Unfortunately, the more manifestations of the policy that we see on the ground, the more we question its implementation. In fact, in many instances, the manifestations of the place-based development strategy often seem entirely contrary to wise urban strategy in a city rich with historic neighborhoods. Potentially viable historic properties continue to be brought before demolition approval committees. It seems that often the only reason some properties appear on the demolition lists is their proximity to a school, park or major transportation corridor.
While we understand that not every historic building will be saved, this current use of demolition seems to be counterproductive - the redevelopment of major public amenities and infrastructure, such as parks and schools, are often the one thing that can tip the viability of a recovering neighborhood. Translated to a single vacant house: proximity to a new school stands to make a blighted but historic home a more likely candidate for renovation because the property is suddenly more valuable and livable. Demolishing houses and leaving overgrown vacant lots is of no more value to the public safety and the neighborhood loses part of its distinct historic fabric. That's especially true given that it's more difficult to sell and attract infill construction to narrow, vacant lots in New Orleans than it is to sell even blighted houses on those same lots.
Preservationists continue to question the wisdom of hundreds of demolitions set to be funded by HUD and FEMA. Given the amount of ongoing revitalization and change underway in so many New Orleans neighborhoods, it's important to look a few years ahead when assessing the “strategic” propriety of demolition for a given property. For example, is the Craftsman house on Lafitte Street structurally sound and architecturally significant? Then remember that even though blighted and located along a strip of vacant land, it will be sited alongside a major public investment in the form of the Lafitte Greenway in a few years' time. The same goes for properties in New Orleans' Seventh Ward neighborhood, where many historic properties in the New Marigny National Register Historic District are located only a few blocks from a funded streetcar line on St. Claude Avenue that will emerge within a few years.
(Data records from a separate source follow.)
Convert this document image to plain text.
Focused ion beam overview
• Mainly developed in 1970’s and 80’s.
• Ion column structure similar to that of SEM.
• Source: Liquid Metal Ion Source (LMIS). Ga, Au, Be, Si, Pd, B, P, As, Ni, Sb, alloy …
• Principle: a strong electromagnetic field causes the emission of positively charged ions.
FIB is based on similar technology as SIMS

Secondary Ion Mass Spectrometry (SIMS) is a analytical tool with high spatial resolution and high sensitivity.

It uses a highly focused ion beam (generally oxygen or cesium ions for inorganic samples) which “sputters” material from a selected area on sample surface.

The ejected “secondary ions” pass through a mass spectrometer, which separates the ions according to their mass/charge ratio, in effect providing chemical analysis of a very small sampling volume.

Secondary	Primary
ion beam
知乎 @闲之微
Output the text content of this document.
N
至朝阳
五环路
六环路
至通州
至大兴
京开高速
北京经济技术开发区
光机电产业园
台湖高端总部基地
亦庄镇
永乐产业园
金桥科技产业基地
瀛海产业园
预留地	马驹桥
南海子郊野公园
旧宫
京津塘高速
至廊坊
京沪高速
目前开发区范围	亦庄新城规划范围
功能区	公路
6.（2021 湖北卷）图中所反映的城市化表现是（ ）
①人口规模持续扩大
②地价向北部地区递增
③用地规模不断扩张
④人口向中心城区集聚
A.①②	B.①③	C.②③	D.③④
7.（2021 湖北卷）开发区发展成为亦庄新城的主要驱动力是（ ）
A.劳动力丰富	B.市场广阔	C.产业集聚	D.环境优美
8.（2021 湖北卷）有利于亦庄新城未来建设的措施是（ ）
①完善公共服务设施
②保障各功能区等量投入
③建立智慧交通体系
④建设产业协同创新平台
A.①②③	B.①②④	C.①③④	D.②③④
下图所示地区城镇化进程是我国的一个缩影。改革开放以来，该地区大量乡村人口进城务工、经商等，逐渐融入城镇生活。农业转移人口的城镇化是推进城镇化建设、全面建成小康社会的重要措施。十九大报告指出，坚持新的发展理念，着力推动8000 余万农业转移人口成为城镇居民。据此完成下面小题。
Houses located around schools are in the same boat; if they were properly boarded and secured to avoid public safety issues, they now have a much better chance of being revitalized in a manner that reinforces the neighborhood and maximizes the public investment in those areas.
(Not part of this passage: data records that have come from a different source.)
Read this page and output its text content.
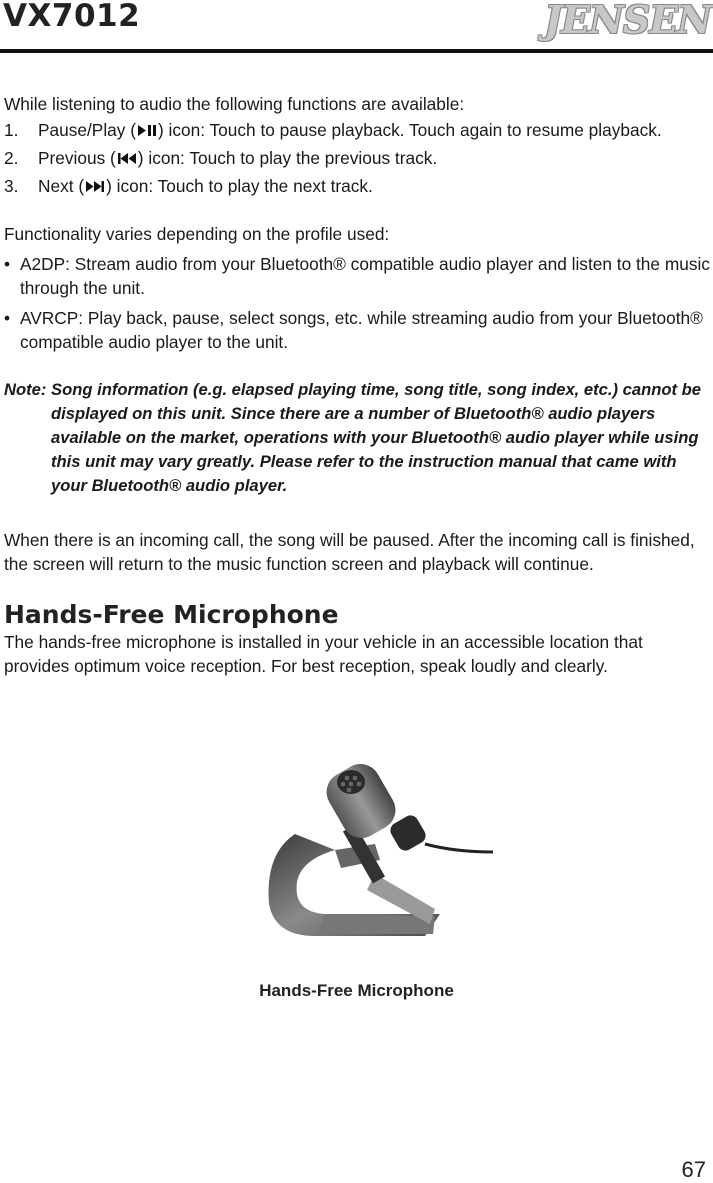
VX7012	JENSEN

While listening to audio the following functions are available:

1. Pause/Play ( ) icon: Touch to pause playback. Touch again to resume playback.
2. Previous ( ) icon: Touch to play the previous track.
3. Next ( ) icon: Touch to play the next track.

Functionality varies depending on the profile used:

• A2DP: Stream audio from your Bluetooth® compatible audio player and listen to the music through the unit.
• AVRCP: Play back, pause, select songs, etc. while streaming audio from your Bluetooth® compatible audio player to the unit.
Note: Song information (e.g. elapsed playing time, song title, song index, etc.) cannot be displayed on this unit. Since there are a number of Bluetooth® audio players available on the market, operations with your Bluetooth® audio player while using this unit may vary greatly. Please refer to the instruction manual that came with your Bluetooth® audio player.

When there is an incoming call, the song will be paused. After the incoming call is finished, the screen will return to the music function screen and playback will continue.

Hands-Free Microphone

The hands-free microphone is installed in your vehicle in an accessible location that provides optimum voice reception. For best reception, speak loudly and clearly.

Hands-Free Microphone
67
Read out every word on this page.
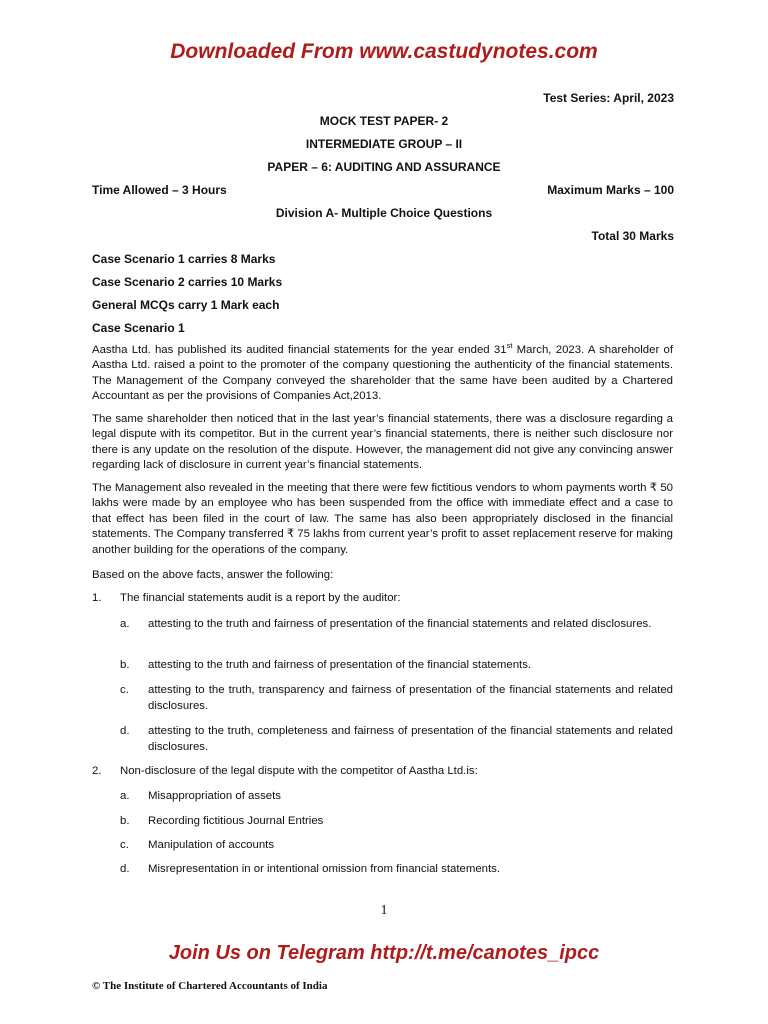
Downloaded From www.castudynotes.com
Test Series: April, 2023
MOCK TEST PAPER- 2
INTERMEDIATE GROUP – II
PAPER – 6: AUDITING AND ASSURANCE
Time Allowed – 3 Hours	Maximum Marks – 100
Division A- Multiple Choice Questions
Total 30 Marks
Case Scenario 1 carries 8 Marks
Case Scenario 2 carries 10 Marks
General MCQs carry 1 Mark each
Case Scenario 1
Aastha Ltd. has published its audited financial statements for the year ended 31st March, 2023. A shareholder of Aastha Ltd. raised a point to the promoter of the company questioning the authenticity of the financial statements. The Management of the Company conveyed the shareholder that the same have been audited by a Chartered Accountant as per the provisions of Companies Act,2013.
The same shareholder then noticed that in the last year’s financial statements, there was a disclosure regarding a legal dispute with its competitor. But in the current year’s financial statements, there is neither such disclosure nor there is any update on the resolution of the dispute. However, the management did not give any convincing answer regarding lack of disclosure in current year’s financial statements.
The Management also revealed in the meeting that there were few fictitious vendors to whom payments worth ₹ 50 lakhs were made by an employee who has been suspended from the office with immediate effect and a case to that effect has been filed in the court of law. The same has also been appropriately disclosed in the financial statements. The Company transferred ₹ 75 lakhs from current year’s profit to asset replacement reserve for making another building for the operations of the company.
Based on the above facts, answer the following:
1. The financial statements audit is a report by the auditor:
a. attesting to the truth and fairness of presentation of the financial statements and related disclosures.
b. attesting to the truth and fairness of presentation of the financial statements.
c. attesting to the truth, transparency and fairness of presentation of the financial statements and related disclosures.
d. attesting to the truth, completeness and fairness of presentation of the financial statements and related disclosures.
2. Non-disclosure of the legal dispute with the competitor of Aastha Ltd.is:
a. Misappropriation of assets
b. Recording fictitious Journal Entries
c. Manipulation of accounts
d. Misrepresentation in or intentional omission from financial statements.
1
Join Us on Telegram http://t.me/canotes_ipcc
© The Institute of Chartered Accountants of India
The bottom line: If many blighted properties in New Orleans can survive just a few more years in the ongoing demolition binge that touched off after Katrina, they will face an entirely different paradigm, one where renovation is more viable and logical given proximity to major planned, funded community investments. Even now, properties placed on FEMA demolition lists approximately five years ago are facing notably different situations at the neighborhood and even the block-by-block level. The context has changed, and with it, the wisdom of proceeding with demolition has receded. "The city recently resurrected a list of blighted properties that was generated under the previous administration and is seeking FEMA funding for 919 additional demolitions in 2011," said Michelle Kimball, senior advocate with the Preservation Resource Center. "We continue to uncover more and more properties on the list that are now rehabilitated and occupied, or that have had permits taken out for renovation. Many of the other properties on the list should be sold at sheriff sale, not demolished." PRC is posting maps and photos of these proposed demolition on the Preserve New Orleans blog.
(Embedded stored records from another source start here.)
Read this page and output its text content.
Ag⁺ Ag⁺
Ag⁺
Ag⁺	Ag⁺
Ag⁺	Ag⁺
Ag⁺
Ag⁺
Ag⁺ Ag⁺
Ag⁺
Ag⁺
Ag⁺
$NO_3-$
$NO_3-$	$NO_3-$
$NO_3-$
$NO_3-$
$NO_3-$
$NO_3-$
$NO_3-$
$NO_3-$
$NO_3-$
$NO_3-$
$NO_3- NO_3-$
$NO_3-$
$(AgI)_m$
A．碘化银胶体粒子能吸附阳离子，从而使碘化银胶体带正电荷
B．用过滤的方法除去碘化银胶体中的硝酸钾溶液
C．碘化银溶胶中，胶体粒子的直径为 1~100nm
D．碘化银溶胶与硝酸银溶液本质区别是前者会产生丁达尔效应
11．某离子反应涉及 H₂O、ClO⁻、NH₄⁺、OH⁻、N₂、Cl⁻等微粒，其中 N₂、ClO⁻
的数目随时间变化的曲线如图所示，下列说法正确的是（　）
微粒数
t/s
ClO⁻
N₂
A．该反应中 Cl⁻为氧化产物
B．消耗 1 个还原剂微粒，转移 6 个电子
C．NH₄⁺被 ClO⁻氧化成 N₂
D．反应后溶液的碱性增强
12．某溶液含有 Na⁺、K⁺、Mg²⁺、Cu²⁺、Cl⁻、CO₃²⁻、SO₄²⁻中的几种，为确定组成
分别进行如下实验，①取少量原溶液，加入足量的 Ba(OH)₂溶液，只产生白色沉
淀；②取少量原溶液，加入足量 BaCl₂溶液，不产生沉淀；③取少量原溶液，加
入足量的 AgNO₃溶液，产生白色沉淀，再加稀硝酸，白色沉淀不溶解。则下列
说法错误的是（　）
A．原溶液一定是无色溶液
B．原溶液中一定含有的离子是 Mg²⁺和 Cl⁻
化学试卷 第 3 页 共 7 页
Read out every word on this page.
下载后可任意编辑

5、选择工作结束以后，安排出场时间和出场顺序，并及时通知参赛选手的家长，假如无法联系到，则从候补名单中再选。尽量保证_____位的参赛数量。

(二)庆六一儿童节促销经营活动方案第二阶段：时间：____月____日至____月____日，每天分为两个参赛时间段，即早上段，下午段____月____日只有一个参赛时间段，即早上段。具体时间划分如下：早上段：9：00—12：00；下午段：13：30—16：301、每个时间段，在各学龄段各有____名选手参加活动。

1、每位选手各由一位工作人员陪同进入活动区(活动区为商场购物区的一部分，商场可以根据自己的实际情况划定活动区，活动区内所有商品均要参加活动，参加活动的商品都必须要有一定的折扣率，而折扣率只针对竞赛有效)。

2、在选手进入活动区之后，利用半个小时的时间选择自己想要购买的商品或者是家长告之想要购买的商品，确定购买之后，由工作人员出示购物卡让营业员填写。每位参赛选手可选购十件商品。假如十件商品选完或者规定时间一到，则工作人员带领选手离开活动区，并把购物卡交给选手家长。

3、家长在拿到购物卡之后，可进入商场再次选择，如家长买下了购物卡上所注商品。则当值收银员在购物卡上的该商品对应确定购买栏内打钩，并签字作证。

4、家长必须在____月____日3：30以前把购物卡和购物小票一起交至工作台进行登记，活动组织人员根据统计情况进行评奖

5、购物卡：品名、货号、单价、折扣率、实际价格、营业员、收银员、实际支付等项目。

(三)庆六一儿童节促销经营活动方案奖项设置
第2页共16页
Place-based development, in New Orleans, needs to reinforce the distinct architectural elements in the built environment that actually impart neighborhoods with a unique sense of place. Demolishing contributing historic houses that could be revitalized only leads to a loss of potential cultural assets, not to mention a loss of greater tax revenues, for the city. The City’s recent announcement of a $52 million mortgage program may help set a new trajectory – but only if the program is focused heavily on aiding renovations. Taking a long-term view of development reveals that the short-term strategic decisions being made today in New Orleans are sometimes at odds with the best course of action.
Brad Vogel is the Ed Majrkzak Historic Preservation Fellow in the New Orleans Field Office of the National Trust for Historic Preservation.